The State’s lawsuit against the Yellowstone Defendants follows other actions by Attorney General Grewal and the Administration of Governor Philip D. Murphy to address predatory lending, particularly when those practices disproportionately affect New Jersey’s lower-income and minority communities.

  • In March 2019, Attorney General Grewal and the Division of Consumer Affairs sued two New Jersey “Buy Here-Pay Here” auto dealerships and their owner for targeting financially vulnerable consumers through predatory sales and lending practices. A February 2020 settlement for $800,000 also required the dissolution of the dealerships and barred their owner from owning, associating with, or assisting in any way with any business, or motor vehicle dealership in the State for a five-year period.
  • Under Attorney General Grewal, New Jersey has entered into a settlement agreement with Santander over allegedly predatory sub-prime auto lending practices, as well as twosettlements with private student loan companies whose predatory practices harmed students of the for-profit college ITT Tech, following multi-state investigations.
  • Attorney General Grewal has led and joined efforts to oppose changes in federal policy that roll back consumer protections from predatory lending. In 2019, Attorney General Grewal led a coalition of 25 Attorneys General in opposing the federal government’s plan to rescind key protections for borrowers who take out payday, vehicle-title, and other short-term, risky, high-cost loans.  Through multiple comments, amicus briefs, and litigation, Attorney General Grewal also has opposed policies that allow non-bank lenders to evade state interest rate caps through “rent-a-bank” schemes.

Deputy Attorney General Chanel Van Dyke and Section Chief Patricia Schiripo of the Consumer Fraud Prosecution Section in the Division of Law’s Affirmative Civil Enforcement Practice Group and Assistant Attorney General Janine Matton of the Affirmative Civil Enforcement Practice Group are handling the Yellowstone matter for the Plaintiffs, with assistance from attorney Andrew Esoldi.  Investigator Walter Kaminski and Supervising Investigator Jennifer Micco of the Office of Consumer Protection are handling the investigation for the Division of Consumer Affairs.
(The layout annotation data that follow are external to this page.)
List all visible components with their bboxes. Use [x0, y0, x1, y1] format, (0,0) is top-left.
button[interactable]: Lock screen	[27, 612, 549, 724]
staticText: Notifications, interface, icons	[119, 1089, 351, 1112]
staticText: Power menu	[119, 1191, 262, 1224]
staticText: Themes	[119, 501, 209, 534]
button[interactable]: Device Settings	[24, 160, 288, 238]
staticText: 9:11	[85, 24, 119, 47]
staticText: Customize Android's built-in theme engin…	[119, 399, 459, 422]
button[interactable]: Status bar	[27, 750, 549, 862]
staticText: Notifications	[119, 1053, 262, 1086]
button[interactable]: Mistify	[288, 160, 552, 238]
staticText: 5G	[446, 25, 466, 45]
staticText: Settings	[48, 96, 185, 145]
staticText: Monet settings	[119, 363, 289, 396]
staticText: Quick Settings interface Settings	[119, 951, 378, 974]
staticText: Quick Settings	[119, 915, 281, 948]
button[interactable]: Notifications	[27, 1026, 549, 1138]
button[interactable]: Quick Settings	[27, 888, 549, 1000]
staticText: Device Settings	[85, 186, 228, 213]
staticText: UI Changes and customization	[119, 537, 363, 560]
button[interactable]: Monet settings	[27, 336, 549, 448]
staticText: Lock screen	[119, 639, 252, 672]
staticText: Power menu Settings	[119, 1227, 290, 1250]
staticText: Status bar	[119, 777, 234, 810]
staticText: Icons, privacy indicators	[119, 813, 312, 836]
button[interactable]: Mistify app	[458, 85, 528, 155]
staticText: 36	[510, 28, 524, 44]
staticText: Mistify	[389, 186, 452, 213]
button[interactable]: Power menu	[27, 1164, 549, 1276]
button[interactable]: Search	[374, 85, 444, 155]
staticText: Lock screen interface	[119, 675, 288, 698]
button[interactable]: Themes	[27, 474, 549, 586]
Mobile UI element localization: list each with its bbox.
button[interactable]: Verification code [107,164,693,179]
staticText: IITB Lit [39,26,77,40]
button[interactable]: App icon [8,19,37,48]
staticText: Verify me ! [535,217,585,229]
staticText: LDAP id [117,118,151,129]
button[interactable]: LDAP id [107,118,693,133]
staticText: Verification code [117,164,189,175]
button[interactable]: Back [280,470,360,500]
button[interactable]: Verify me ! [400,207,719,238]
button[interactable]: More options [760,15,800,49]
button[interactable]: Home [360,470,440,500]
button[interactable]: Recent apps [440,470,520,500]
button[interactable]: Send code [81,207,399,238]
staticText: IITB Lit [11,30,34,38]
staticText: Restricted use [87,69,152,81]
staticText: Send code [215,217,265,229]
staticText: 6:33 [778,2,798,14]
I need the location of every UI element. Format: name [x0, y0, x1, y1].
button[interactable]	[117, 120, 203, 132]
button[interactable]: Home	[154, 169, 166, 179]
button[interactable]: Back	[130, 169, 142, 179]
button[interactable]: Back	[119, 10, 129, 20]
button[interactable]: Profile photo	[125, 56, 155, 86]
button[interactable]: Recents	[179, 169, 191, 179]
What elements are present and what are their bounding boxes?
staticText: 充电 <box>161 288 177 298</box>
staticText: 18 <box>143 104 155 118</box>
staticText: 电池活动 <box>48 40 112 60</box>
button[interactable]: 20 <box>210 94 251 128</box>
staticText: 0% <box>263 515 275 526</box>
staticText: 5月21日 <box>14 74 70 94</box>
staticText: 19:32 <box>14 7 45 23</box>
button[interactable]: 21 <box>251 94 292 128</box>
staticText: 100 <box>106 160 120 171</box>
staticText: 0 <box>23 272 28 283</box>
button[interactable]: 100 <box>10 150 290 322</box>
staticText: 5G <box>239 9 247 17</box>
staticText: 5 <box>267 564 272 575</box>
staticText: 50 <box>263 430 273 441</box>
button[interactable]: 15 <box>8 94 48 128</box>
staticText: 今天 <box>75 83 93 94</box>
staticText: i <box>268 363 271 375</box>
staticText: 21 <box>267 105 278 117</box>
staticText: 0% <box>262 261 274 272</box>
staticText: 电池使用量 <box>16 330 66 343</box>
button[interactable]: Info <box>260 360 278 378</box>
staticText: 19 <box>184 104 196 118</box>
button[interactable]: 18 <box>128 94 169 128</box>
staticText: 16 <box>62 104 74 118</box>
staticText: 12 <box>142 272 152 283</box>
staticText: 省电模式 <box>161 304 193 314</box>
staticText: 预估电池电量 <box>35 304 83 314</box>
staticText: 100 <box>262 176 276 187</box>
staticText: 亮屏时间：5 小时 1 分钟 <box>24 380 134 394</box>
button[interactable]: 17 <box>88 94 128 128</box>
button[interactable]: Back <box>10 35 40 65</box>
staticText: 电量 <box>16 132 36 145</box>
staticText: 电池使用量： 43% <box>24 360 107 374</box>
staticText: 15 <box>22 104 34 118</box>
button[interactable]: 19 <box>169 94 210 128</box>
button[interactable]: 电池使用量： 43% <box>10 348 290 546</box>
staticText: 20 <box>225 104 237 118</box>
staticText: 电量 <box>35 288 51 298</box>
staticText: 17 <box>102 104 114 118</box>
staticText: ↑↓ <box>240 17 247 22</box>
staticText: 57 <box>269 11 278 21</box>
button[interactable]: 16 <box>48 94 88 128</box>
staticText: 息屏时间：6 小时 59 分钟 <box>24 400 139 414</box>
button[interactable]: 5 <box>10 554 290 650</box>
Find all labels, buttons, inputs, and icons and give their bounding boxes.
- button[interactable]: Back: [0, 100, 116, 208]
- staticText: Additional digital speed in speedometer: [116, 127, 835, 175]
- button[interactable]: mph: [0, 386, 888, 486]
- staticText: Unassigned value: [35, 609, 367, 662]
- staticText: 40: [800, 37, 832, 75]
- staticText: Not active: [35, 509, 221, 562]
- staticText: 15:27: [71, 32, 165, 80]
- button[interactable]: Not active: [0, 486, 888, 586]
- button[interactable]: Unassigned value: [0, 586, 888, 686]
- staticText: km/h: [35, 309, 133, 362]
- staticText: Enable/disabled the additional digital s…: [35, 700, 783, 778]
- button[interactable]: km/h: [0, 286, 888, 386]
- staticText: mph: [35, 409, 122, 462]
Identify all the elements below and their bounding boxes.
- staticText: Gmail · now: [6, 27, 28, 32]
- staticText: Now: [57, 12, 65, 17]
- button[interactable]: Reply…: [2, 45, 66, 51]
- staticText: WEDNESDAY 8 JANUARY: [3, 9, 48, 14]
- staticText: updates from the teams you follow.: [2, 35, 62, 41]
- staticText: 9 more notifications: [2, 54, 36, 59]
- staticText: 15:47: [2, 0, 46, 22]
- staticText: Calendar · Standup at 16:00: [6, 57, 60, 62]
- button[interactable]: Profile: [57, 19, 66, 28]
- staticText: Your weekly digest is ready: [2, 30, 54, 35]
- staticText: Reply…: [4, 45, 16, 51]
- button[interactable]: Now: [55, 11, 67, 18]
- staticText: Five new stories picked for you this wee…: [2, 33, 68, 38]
Consumers who believe they have been cheated or scammed by a business, or suspect any other form of consumer abuse, whether or not related to predatory lending, can file an online complaint with the State Division of Consumer Affairs by visiting its website or calling 1-800-242-5846 to receive a complaint form by mail.

* * *

The mission of the Division of Consumer Affairs, within the Department of Law and Public Safety, is to protect the public from fraud, deceit, misrepresentation and professional misconduct in the sale of goods and services in New Jersey through education, advocacy, regulation and enforcement. The Division pursues its mission through its 51 professional and occupational boards that oversee 720,000 licensees in the state, its Regulated Business section that oversees 60,000 NJ registered businesses, as well as through its Office of Consumer Protection, Bureau of Securities, Charities Registration section, Office of Weights and Measures, and Legalized Games of Chance section.